You can specify further options to pass to the perform_with_result method using the payload method:

job SomeJob do
  on_enter 'running'

  payload do |record|
    {:some_attribute => record.some_attribute}
  end

  result :ok => 'done'
  result :error => 'failed'
end

perform_with_result is now called with the given hash of options as the second parameter.

Changing to States with Conditions

One job result can lead to different states based on a conditional. When the job finishes with the given result, the state machine transitions to the first state whose conditional evaluates to true.

job SomeJob do
  on_enter 'running'

  result :ok, :state => 'special', :if => lambda { |record| record.some_condition? }
  result :ok, :state => 'other', :if => :other_condition?
  result :ok, :state => 'done'

  result :error => 'failed'
end

A conditional can either be a lambda optionally accepting the record as parameter or a symbol specifying a method to call on the record.

Retrying Jobs after a Delay

You can tell the state machine to retry a job based on its result:

job SomeJob do
  on_enter 'running'

  result :ok => 'done'
  result :pending, :retry_after => 2.minutes
  result :error => 'failed'
end

When perform_with_result returns the result :pending, the state machine will remain in the runnning state and enqueue a delayed job.

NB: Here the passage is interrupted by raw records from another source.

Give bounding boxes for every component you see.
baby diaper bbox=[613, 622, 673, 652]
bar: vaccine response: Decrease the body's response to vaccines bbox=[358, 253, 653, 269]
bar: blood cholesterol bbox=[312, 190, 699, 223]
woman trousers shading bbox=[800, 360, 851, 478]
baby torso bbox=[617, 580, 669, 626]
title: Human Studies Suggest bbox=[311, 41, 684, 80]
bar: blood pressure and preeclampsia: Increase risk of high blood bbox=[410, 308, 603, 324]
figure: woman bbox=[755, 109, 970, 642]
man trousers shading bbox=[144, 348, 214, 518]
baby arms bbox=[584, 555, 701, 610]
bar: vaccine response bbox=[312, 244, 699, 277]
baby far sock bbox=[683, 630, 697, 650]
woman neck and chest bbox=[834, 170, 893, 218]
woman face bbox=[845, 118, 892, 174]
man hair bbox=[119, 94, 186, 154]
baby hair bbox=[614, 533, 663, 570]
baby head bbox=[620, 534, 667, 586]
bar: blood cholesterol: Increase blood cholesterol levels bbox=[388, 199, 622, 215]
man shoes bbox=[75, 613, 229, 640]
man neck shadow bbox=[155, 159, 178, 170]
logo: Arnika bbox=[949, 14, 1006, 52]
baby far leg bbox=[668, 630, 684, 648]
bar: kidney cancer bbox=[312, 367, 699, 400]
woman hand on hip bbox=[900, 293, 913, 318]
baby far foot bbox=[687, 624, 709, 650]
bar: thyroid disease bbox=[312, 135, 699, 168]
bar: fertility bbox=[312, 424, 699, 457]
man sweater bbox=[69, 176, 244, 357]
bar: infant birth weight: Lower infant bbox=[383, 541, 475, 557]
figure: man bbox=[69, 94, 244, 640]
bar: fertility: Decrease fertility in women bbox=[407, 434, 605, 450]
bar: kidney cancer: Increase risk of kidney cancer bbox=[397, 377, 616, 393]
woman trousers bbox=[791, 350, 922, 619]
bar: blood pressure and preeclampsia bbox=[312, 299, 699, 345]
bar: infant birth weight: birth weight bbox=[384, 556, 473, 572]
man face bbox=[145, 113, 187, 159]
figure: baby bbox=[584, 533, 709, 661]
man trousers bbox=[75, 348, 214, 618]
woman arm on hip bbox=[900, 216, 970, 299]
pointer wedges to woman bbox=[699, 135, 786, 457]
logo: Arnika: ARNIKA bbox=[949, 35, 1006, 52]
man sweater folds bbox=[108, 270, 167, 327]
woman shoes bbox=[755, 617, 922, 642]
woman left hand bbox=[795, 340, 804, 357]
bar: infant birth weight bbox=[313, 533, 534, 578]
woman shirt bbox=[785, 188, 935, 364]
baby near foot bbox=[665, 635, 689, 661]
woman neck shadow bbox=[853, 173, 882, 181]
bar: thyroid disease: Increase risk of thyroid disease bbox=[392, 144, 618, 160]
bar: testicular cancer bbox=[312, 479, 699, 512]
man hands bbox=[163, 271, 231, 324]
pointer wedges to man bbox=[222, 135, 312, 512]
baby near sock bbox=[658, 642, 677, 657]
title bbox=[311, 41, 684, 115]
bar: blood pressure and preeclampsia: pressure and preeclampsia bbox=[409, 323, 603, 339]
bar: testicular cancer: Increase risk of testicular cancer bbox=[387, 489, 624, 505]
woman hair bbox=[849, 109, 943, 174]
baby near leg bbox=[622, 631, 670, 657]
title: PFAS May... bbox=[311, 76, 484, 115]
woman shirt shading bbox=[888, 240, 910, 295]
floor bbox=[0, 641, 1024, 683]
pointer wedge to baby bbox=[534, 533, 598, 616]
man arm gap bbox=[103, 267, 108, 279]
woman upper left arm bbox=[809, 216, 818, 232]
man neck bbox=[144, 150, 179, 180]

This feature uses the Active Job set(wait: n) functionality.

Retrying Jobs Based on State

You can tell the state machine to retry a job if a transition to a certain state occures while a job is running:

event :run do
  transition 'idle' => 'running'
  transition 'running' => 'rerun_requested'
end

job SomeJob do
  on_enter 'running'

  result :ok, :state => 'done', :retry_if_state => 'rerun_requested'
  result :error => 'failed'
end

If the run event is invoked while the job is already running, you can transition to a state signaling that the job will need to run again once it has finished. In example, passing the :retry_if_state option causes the state machine to transition back to the running state once the job finishes with result :ok.